Provenance :
- collection privée, Strasbourg
Peinte en 1973, soit à la toute fin de la vie de Luc Hueber, cette œuvre s’impose comme un témoignage particulièrement émouvant de la maturité tardive de l’artiste. Réalisée à la veille de sa disparition en 1974, elle condense avec une remarquable économie de moyens les préoccupations constantes de son œuvre : la ville de Strasbourg, la lumière changeante des saisons et une sensibilité profondément attachée au motif quotidien.
La composition représente une rue animée du centre ancien, saisie sous une neige légère qui ne recouvre pas entièrement le sol mais en adoucit les contours. Loin d’un paysage hivernal figé, Hueber restitue ici une atmosphère transitoire, presque fragile, où la neige semble en train de fondre, mêlant ses traces aux tonalités sombres de la chaussée humide. Cette approche confère à la scène une dimension temporelle subtile, celle d’un instant suspendu entre deux états.

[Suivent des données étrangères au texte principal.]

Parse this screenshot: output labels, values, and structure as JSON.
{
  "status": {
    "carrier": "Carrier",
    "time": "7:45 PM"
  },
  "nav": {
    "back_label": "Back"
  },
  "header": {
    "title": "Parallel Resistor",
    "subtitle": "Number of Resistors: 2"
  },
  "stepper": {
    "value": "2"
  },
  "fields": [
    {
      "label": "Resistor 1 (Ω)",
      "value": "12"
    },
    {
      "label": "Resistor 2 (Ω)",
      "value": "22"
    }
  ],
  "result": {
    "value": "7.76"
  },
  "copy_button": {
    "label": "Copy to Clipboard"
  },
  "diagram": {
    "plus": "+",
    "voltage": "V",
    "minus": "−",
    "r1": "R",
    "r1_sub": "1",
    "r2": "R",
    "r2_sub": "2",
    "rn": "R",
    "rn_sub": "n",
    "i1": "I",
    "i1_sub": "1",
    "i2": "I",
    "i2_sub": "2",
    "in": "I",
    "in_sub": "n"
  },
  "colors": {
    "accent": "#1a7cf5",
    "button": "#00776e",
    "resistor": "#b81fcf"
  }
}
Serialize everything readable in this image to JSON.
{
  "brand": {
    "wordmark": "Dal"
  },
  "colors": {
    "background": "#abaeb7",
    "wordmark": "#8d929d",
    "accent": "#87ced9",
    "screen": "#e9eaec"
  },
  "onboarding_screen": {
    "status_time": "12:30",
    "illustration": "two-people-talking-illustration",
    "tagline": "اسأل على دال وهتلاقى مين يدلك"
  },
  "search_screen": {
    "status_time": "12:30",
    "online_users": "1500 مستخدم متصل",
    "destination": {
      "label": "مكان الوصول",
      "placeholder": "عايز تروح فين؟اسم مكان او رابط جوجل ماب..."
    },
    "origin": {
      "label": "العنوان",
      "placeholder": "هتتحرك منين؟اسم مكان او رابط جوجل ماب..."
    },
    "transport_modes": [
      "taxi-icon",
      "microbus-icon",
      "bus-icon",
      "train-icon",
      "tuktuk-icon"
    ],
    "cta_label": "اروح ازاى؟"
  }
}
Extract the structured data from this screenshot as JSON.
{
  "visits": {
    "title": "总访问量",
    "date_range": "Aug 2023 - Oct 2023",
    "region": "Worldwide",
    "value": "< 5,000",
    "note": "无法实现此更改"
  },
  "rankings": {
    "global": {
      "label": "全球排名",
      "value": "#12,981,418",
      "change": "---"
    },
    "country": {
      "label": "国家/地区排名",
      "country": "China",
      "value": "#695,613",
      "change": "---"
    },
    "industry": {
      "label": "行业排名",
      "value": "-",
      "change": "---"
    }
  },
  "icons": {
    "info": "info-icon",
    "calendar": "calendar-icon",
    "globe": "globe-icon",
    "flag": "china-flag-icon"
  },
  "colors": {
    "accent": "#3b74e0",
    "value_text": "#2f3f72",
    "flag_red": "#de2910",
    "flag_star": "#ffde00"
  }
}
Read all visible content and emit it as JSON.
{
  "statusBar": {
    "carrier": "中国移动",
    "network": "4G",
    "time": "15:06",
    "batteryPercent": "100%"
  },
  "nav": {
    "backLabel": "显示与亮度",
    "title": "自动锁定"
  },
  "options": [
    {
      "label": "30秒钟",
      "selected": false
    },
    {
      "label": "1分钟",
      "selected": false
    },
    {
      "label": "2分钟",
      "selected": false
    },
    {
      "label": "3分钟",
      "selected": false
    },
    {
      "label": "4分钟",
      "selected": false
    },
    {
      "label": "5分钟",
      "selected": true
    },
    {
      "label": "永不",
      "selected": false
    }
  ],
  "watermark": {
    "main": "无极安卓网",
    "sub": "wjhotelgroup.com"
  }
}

L’architecture, traitée par touches rapides et nerveuses, s’organise autour d’un axe central qui guide le regard vers une succession de façades aux toitures pentues, typiques du tissu urbain strasbourgeois. Les bâtiments, légèrement inclinés par le jeu de la perspective, vibrent sous l’effet d’une matière picturale libre, presque fragmentée, où les plans ne sont jamais rigidement définis. Cette instabilité formelle participe à l’impression de vie et de mouvement qui traverse la composition.
Au premier plan, la présence d’un véhicule ancien — à peine esquissé — introduit un élément de modernité discrète, tout en ancrant la scène dans une réalité contemporaine de l’artiste. À gauche, un arbre dénudé, dont les branches s’élèvent en arabesques, joue un rôle structurant : il rythme l’espace et établit un dialogue entre la verticalité organique et la rigueur des lignes architecturales.
La palette, dominée par des gris bleutés et des ocres atténués, traduit avec finesse la lumière hivernale. Les touches de couleur, posées avec une apparente spontanéité, suggèrent plus qu’elles ne décrivent, dans une écriture picturale qui tend vers une forme de synthèse expressive. La matière, visible et vibrante, témoigne d’un geste assuré, libéré de toute recherche d’illusionnisme strict.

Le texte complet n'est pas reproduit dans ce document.